Defenders of the troll fishery argue that habitat degradation and pollution in the orcas’ home region, including in Puget Sound near Seattle, are bigger factors in the whales’ decline.

Emma Helverson, the Wild Fish Conservancy’s executive director, didn’t immediately respond to a request for comment about Wednesday’s decision.

The legal dispute began in 2020. After dozens of legal filings, a Seattle-based federal district judge, Richard Jones, issued a ruling early last month that had the effect of closing the summer chinook harvest. 

Specifically, Jones’ decision invalidated a key document published by the National Marine Fisheries Service that said the trollers could harvest chinook without harming the Southern Resident orcas — a necessary finding under the Endangered Species Act.

The trollers’ defenders appealed to the 9th Circuit Court of Appeals, and asked for a stay of Jones’ decision while the two sides’ underlying arguments play out. 

Their request drew support from Alaska’s Congressional delegation and more than 20 Alaska tribes and Native corporations, who submitted friend-of-the-court briefs on the trollers’ behalf.

“That may have been critical,” said Matt Donohoe, president of the trollers association. “I’m choked up. Really grateful.”

a Sitka Sound troller
A troller plies the waters of Sitka Sound earlier this year. (Photo by Max Graham)

Wednesday’s ruling quickly reverberated across Southeast Alaska, where the troll industry employs some 1,500 skippers and crew, sustains jobs in processing plants and generates tax revenue for communities throughout the region.

“I’m in my office, crying, trying to confirm this with everybody,” said Celeste Weller, who manages sales and fish processing at Yakobi Fisheries, in the tiny Southeast Alaska town of Pelican. “I started out in fishing as a deckhand, and then I trolled my own boat. My boyfriend is a troller; most of my friends here are trollers. My boss who runs the company, he started out trolling. It’s personal. It’s business. It’s everything for us right now.”

In the Prince of Wales Island town of Craig, population 1,000, there are between 20 and 30 trollers, said Mayor Tim O’Connor, who’s also the vice president of the Alaska Trollers Association. 

A closure, he added, “would have thrown most of these small communities into a complete tailspin.”

While trollers also harvest coho salmon during the summer season, chinook typically make up between 40% and 50% of the fleet’s yearly harvest value, according to a 2019 study.

“This is a very key portion of their annual income,” O’Connor said.

Trollers usually fish alone or with a single deckhand. They use hooks and lines to catch one fish at a time, and supply high-grade salmon filets that can fetch $40 a pound at grocery stores across the country.
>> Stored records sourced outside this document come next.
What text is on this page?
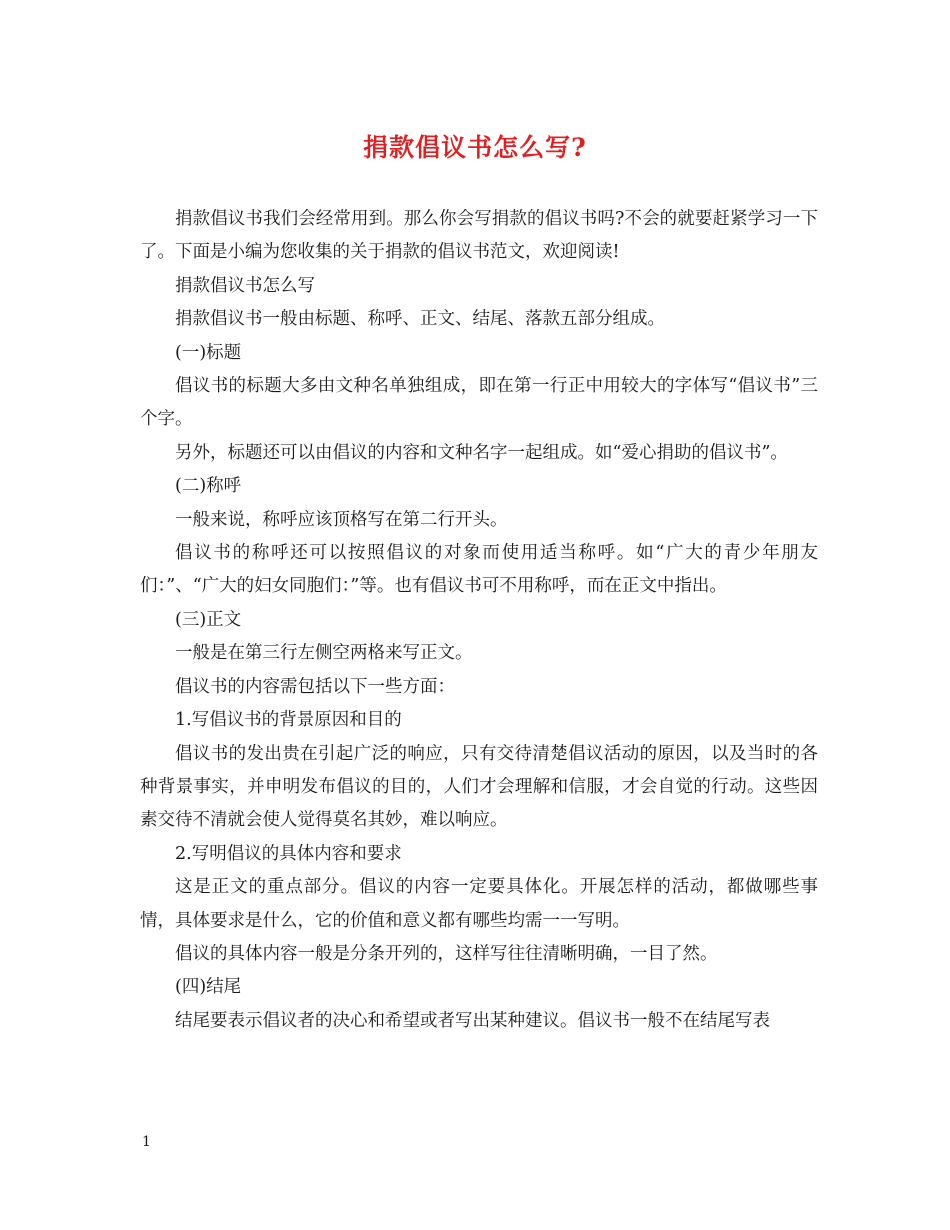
捐款倡议书怎么写?

捐款倡议书我们会经常用到。那么你会写捐款的倡议书吗?不会的就要赶紧学习一下了。下面是小编为您收集的关于捐款的倡议书范文，欢迎阅读!

捐款倡议书怎么写

捐款倡议书一般由标题、称呼、正文、结尾、落款五部分组成。

(一)标题

倡议书的标题大多由文种名单独组成，即在第一行正中用较大的字体写“倡议书”三个字。

另外，标题还可以由倡议的内容和文种名字一起组成。如“爱心捐助的倡议书”。

(二)称呼

一般来说，称呼应该顶格写在第二行开头。

倡议书的称呼还可以按照倡议的对象而使用适当称呼。如“广大的青少年朋友们：”、“广大的妇女同胞们：”等。也有倡议书可不用称呼，而在正文中指出。

(三)正文

一般是在第三行左侧空两格来写正文。

倡议书的内容需包括以下一些方面：

1.写倡议书的背景原因和目的

倡议书的发出贵在引起广泛的响应，只有交待清楚倡议活动的原因，以及当时的各种背景事实，并申明发布倡议的目的，人们才会理解和信服，才会自觉的行动。这些因素交待不清就会使人觉得莫名其妙，难以响应。

2.写明倡议的具体内容和要求

这是正文的重点部分。倡议的内容一定要具体化。开展怎样的活动，都做哪些事情，具体要求是什么，它的价值和意义都有哪些均需一一写明。

倡议的具体内容一般是分条开列的，这样写往往清晰明确，一目了然。

(四)结尾

结尾要表示倡议者的决心和希望或者写出某种建议。倡议书一般不在结尾写表

1
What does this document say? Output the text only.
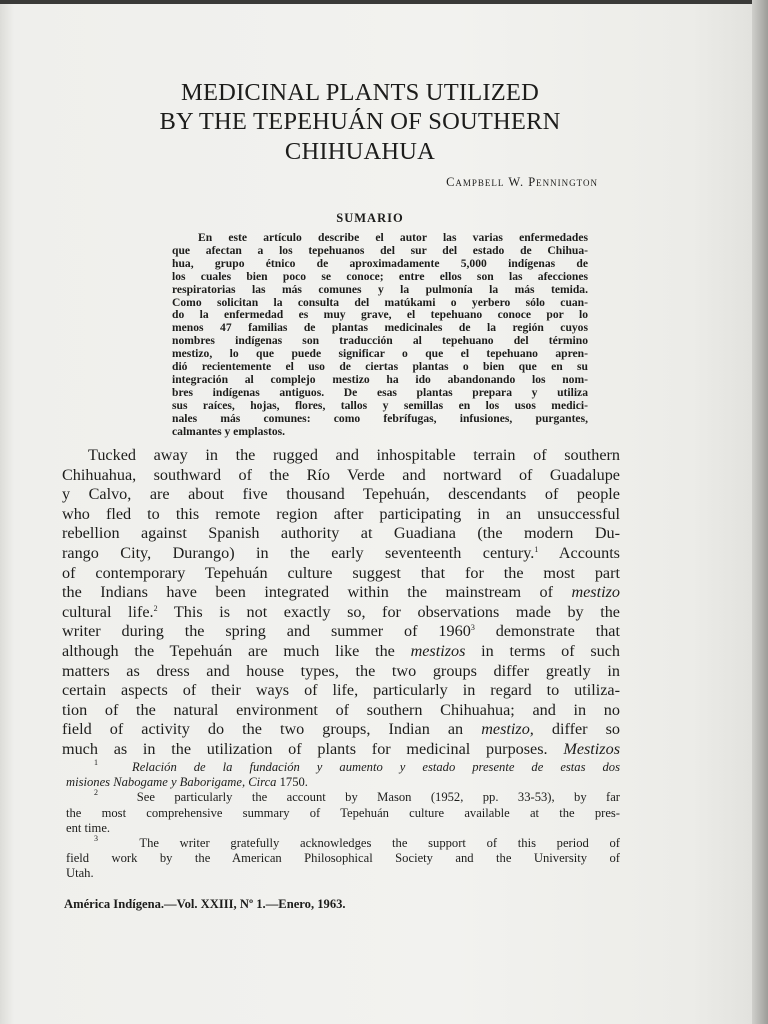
MEDICINAL PLANTS UTILIZED
BY THE TEPEHUÁN OF SOUTHERN
CHIHUAHUA
Campbell W. Pennington
SUMARIO
En este artículo describe el autor las varias enfermedades
que afectan a los tepehuanos del sur del estado de Chihua-
hua, grupo étnico de aproximadamente 5,000 indígenas de
los cuales bien poco se conoce; entre ellos son las afecciones
respiratorias las más comunes y la pulmonía la más temida.
Como solicitan la consulta del matúkami o yerbero sólo cuan-
do la enfermedad es muy grave, el tepehuano conoce por lo
menos 47 familias de plantas medicinales de la región cuyos
nombres indígenas son traducción al tepehuano del término
mestizo, lo que puede significar o que el tepehuano apren-
dió recientemente el uso de ciertas plantas o bien que en su
integración al complejo mestizo ha ido abandonando los nom-
bres indígenas antiguos. De esas plantas prepara y utiliza
sus raíces, hojas, flores, tallos y semillas en los usos medici-
nales más comunes: como febrífugas, infusiones, purgantes,
calmantes y emplastos.
Tucked away in the rugged and inhospitable terrain of southern
Chihuahua, southward of the Río Verde and nortward of Guadalupe
y Calvo, are about five thousand Tepehuán, descendants of people
who fled to this remote region after participating in an unsuccessful
rebellion against Spanish authority at Guadiana (the modern Du-
rango City, Durango) in the early seventeenth century.$^1$ Accounts
of contemporary Tepehuán culture suggest that for the most part
the Indians have been integrated within the mainstream of mestizo
cultural life.$^2$ This is not exactly so, for observations made by the
writer during the spring and summer of 1960$^3$ demonstrate that
although the Tepehuán are much like the mestizos in terms of such
matters as dress and house types, the two groups differ greatly in
certain aspects of their ways of life, particularly in regard to utiliza-
tion of the natural environment of southern Chihuahua; and in no
field of activity do the two groups, Indian an mestizo, differ so
much as in the utilization of plants for medicinal purposes. Mestizos
$^1$	Relación de la fundación y aumento y estado presente de estas dos
misiones Nabogame y Baborigame, Circa 1750.
$^2$	See particularly the account by Mason (1952, pp. 33-53), by far
the most comprehensive summary of Tepehuán culture available at the pres-
ent time.
$^3$	The writer gratefully acknowledges the support of this period of
field work by the American Philosophical Society and the University of
Utah.
América Indígena.—Vol. XXIII, Nº 1.—Enero, 1963.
Weller, from the Pelican fish processing company, said there’s “absolutely” still a market for the king salmon that trollers will be allowed to harvest when the season opens next week.

“I’ve got my whiteboard with my orders behind me, and it’s thousands and thousands of pounds,” she said.

Trollers now face a scramble to plan for the summer harvest, after weeks of uncertainty about whether they’d be able to fish at all. 

One woman working with a small Southeast Alaska trolling business told Northern Journal that on Tuesday, she bought chinooks caught by a seiner — a different type of fishing boat — to sell to her customers, assuming that she would have no troll-caught chinooks to sell this summer.

But others expressed pure relief, and said Wednesday’s ruling will give trollers enough time to prepare their boats and gear by July 1.

“They’ll be ready,” said O’Connor. “This gives them enough time to scramble.”